In the context of sustained economic resilience and expanding government deficits, even if inflation returns to the Federal Reserve's target of 2% in the coming years, interest rates may not return to the ultra-low levels seen before 2020.

On Sunday local time, Nick Timiraos, a Wall Street Journal reporter known as the "mouthpiece of the Federal Reserve" and referred to as the "new Federal Reserve news agency," wrote that even if inflation returns to the Fed's 2% target in the coming years, interest rates may not return to the ultra-low levels seen before 2020, given the ongoing resilience of the economy and the expanding government deficit.

The problem lies in the so-called neutral interest rate. Generally speaking, if borrowing and spending are strong and inflationary pressures rise, the neutral rate must be higher than the current rate. If borrowing and spending are weak and inflation recedes, the neutral rate must be lower. Since early 2022, soaring inflation has led the Fed to raise rates well above the neutral level.

Timiraos suggests that as inflation has now declined but economic activity remains robust, estimates of the neutral rate may become more important in the coming months. If the neutral rate rises, it may be necessary to raise short-term rates or postpone rate cuts as inflation declines. It may also keep long-term bond yields, which determine mortgage and corporate debt rates, at higher levels for a longer period of time.

By 2019, the median rate expectation had dropped from 4.25% in 2012 to 2.5%. After deducting a 2% inflation rate, the actual neutral rate was 0.5%. As of June this year, the indicator remained at 0.5%.
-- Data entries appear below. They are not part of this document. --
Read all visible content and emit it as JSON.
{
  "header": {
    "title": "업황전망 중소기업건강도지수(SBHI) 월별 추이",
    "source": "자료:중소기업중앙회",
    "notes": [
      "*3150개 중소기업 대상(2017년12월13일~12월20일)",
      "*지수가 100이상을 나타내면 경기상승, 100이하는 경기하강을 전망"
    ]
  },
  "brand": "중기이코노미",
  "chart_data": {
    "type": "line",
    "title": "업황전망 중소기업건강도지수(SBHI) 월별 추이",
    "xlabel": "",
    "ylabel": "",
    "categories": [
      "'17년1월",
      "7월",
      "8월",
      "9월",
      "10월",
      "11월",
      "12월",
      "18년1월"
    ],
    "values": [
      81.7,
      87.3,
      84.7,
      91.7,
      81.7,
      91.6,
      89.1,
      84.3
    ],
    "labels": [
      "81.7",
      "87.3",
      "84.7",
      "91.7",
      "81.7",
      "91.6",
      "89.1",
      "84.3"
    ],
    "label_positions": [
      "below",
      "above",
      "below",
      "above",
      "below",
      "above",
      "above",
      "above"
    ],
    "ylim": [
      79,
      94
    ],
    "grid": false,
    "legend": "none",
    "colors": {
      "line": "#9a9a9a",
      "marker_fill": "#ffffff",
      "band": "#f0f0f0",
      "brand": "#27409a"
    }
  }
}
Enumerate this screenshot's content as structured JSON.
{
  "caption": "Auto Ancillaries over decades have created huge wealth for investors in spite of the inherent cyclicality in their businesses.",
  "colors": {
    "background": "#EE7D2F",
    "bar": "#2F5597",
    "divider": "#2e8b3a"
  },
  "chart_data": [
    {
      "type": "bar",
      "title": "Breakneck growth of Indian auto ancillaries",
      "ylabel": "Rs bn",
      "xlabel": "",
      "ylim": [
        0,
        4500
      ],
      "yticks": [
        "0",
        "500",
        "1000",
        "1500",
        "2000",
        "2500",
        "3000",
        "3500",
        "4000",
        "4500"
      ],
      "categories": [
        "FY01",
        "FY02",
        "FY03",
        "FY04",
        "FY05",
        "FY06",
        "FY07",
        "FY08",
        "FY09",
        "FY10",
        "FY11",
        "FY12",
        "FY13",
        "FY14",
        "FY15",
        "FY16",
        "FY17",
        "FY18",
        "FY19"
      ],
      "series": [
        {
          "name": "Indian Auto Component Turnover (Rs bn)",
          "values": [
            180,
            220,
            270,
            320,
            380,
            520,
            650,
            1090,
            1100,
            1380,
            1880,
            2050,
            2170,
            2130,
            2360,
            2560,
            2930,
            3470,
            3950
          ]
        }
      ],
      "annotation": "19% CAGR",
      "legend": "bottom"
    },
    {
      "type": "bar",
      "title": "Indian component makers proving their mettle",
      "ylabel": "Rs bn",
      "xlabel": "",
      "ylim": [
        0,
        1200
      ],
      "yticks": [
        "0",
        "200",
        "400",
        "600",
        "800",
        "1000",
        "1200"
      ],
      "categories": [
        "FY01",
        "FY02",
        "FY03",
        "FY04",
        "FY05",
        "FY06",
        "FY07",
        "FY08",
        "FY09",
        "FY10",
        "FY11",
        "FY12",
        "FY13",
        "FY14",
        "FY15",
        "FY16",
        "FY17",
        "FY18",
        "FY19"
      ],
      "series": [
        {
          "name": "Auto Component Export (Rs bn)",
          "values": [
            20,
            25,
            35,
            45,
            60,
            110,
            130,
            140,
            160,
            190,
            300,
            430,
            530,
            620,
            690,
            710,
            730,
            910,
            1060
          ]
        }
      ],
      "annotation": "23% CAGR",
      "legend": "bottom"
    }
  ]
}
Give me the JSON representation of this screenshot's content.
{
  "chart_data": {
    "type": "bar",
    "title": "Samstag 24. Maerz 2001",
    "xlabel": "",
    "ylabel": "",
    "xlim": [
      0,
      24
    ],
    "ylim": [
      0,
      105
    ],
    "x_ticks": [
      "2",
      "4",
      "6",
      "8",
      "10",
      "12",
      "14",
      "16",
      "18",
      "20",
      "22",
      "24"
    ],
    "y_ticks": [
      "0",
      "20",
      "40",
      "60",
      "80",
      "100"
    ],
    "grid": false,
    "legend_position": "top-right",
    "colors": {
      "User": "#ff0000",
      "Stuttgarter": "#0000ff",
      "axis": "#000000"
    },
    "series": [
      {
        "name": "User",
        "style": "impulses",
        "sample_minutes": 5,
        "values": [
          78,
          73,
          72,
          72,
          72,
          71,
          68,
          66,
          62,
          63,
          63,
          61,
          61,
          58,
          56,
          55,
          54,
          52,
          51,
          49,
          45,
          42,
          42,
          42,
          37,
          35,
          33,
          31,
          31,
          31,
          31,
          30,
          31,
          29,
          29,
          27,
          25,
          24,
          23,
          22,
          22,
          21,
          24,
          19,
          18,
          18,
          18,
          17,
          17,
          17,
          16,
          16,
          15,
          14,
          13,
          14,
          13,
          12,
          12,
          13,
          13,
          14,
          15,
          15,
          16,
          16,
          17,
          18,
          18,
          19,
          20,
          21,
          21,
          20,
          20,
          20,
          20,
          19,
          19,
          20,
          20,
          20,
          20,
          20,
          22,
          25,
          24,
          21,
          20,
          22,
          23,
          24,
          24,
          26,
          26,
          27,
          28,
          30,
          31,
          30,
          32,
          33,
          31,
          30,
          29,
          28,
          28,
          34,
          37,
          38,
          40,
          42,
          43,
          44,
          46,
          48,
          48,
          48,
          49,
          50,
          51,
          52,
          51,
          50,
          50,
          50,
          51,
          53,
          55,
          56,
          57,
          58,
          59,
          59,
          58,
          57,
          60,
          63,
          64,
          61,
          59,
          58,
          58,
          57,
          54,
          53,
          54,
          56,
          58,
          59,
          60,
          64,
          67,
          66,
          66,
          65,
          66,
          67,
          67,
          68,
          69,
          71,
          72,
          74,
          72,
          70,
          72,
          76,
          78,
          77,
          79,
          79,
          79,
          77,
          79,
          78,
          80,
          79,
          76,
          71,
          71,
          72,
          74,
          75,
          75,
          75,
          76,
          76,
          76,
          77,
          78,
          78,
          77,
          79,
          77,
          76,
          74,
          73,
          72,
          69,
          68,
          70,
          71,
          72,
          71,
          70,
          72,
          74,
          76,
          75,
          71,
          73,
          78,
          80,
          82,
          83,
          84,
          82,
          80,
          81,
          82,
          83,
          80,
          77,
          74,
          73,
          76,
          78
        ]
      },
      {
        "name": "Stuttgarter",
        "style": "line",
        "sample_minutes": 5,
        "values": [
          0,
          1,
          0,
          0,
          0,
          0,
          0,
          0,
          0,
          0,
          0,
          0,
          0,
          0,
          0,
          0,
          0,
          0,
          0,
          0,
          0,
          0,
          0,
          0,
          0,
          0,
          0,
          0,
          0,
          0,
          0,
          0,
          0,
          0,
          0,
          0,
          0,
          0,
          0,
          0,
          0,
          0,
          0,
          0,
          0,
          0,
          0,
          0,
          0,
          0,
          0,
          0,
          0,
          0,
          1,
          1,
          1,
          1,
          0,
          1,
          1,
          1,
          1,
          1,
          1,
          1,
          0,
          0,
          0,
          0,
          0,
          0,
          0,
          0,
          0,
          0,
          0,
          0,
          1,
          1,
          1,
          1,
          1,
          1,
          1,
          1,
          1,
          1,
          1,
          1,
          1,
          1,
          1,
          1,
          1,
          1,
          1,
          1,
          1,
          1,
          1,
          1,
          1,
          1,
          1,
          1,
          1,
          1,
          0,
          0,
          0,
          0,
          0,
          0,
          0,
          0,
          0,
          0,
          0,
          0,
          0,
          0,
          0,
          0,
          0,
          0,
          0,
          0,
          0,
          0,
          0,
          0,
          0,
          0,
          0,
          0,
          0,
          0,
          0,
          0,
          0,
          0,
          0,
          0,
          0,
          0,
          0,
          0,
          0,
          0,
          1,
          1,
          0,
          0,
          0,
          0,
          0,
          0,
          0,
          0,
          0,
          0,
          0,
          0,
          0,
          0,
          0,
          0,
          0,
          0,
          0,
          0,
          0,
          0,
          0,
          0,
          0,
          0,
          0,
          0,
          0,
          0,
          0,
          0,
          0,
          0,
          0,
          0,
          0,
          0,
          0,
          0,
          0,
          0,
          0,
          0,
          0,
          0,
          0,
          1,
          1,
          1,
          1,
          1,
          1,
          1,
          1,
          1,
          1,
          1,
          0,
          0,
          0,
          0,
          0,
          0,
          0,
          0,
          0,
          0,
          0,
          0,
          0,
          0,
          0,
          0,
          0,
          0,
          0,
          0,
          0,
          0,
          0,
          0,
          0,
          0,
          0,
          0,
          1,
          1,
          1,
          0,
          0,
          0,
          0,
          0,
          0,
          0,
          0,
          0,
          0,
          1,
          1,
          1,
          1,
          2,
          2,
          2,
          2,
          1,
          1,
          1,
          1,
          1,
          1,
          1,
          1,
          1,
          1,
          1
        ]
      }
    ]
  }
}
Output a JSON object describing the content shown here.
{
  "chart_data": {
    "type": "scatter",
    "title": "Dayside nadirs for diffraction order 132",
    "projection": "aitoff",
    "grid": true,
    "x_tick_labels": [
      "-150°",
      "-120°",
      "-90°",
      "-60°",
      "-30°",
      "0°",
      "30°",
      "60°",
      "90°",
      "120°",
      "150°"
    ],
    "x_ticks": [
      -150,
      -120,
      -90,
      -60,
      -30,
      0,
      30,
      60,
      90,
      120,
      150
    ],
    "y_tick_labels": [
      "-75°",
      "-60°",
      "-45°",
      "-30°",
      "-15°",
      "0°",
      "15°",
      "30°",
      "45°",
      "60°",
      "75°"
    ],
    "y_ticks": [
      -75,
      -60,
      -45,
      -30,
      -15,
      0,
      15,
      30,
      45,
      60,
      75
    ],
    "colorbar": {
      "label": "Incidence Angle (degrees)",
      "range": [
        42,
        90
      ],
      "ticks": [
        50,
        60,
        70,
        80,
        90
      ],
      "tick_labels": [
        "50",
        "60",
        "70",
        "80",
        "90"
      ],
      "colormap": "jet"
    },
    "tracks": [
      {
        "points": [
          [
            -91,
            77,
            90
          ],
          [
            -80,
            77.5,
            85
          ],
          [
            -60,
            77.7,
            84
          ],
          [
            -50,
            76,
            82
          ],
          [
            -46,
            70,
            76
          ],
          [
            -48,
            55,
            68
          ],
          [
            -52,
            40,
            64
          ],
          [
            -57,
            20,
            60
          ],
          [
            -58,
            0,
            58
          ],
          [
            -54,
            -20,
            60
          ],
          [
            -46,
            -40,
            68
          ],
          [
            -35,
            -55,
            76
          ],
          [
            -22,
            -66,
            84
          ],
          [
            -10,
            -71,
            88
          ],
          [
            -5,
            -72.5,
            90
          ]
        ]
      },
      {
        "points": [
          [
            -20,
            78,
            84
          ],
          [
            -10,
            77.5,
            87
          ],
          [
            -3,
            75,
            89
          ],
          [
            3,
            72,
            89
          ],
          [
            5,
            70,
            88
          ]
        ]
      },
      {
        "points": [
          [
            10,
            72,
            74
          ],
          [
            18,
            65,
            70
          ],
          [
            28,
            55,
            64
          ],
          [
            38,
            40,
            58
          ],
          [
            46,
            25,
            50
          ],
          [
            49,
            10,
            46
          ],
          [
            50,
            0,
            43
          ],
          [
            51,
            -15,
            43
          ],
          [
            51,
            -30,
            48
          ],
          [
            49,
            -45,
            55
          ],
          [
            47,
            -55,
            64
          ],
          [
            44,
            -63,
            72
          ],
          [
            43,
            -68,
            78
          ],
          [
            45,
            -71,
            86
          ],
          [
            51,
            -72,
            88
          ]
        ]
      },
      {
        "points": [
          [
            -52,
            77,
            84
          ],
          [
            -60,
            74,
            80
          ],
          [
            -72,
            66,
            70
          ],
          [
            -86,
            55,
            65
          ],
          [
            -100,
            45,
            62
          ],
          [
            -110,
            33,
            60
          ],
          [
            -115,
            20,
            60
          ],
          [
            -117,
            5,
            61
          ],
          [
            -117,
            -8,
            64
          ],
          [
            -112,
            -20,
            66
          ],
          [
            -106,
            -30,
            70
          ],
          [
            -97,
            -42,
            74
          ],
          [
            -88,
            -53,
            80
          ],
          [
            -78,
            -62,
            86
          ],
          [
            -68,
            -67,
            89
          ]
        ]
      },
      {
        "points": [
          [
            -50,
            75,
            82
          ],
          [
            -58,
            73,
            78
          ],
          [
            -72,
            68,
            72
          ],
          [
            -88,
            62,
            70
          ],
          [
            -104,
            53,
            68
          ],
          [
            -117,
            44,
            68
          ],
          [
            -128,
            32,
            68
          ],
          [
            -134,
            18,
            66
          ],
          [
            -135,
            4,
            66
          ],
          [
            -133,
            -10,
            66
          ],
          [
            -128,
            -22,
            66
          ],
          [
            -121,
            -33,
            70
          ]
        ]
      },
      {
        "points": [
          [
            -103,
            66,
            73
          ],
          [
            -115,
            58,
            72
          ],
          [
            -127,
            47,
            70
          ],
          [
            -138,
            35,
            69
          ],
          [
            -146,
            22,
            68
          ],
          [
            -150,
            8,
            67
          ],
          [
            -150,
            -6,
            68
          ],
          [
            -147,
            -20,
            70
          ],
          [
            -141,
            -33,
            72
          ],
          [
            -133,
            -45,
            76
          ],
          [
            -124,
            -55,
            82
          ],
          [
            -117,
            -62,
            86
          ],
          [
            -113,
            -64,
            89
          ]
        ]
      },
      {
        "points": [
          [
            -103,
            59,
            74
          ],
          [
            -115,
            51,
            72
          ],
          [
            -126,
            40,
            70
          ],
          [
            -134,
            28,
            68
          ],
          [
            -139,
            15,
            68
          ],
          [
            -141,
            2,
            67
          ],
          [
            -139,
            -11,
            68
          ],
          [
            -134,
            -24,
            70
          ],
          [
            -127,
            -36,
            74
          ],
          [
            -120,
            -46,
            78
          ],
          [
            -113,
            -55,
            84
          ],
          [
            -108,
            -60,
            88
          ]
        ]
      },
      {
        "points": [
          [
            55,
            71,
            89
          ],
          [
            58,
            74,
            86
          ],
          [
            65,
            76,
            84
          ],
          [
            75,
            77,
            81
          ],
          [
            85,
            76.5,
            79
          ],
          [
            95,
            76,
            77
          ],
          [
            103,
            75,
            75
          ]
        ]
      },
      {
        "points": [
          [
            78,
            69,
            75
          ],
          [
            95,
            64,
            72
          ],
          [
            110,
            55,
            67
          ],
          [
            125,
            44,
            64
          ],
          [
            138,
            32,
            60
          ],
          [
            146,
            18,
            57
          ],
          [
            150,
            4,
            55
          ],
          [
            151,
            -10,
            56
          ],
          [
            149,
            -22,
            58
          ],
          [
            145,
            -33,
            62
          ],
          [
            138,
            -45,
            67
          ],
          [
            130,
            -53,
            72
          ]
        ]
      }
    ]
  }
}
While the median has not changed, the forecasts of some officials have been steadily rising. In June, out of the 17 FOMC members, 7 predicted that the actual neutral rate would be higher than 0.5%, while only 3 predicted it would be lower. A year ago, there were eight predictions below 0.5% and two above.

Timiraos explains that despite the Fed raising rates to the highest level in 22 years, the economy still unexpectedly shows resilience, and analysts expect growth in the third quarter to easily exceed 2%. This suggests that the current interest rate levels of 5.25% and 5.5% do not impose significant constraints on the economy.

"In concept, if the economy is operating above the 5.25% interest rate level, then to me, this suggests that the neutral rate may be higher than we imagined," said Tom Barkin, President of the Richmond Fed. He also stated that it is still too early to draw any definitive conclusions.

Timiraos also writes that factors such as the expanding government deficit and investments in clean energy and artificial intelligence could push up the neutral rate. Joseph Davis, Chief Global Economist at Vanguard, the world's largest mutual fund company, estimates that due to increasing public debt, the actual neutral rate has risen to 1.5%.

The debate over the neutral rate is far from over.

In April, the International Monetary Fund predicted that due to aging population and weak productivity growth, the future real neutral rate in the United States will remain below 1% for the next few decades. Williams expressed during the recent Federal Reserve meeting that he does not rule out the possibility of raising the neutral rate due to unexpected circumstances. Federal Reserve Chairman Powell has warned against formulating policies based on "unobservable estimates" such as the neutral interest rate.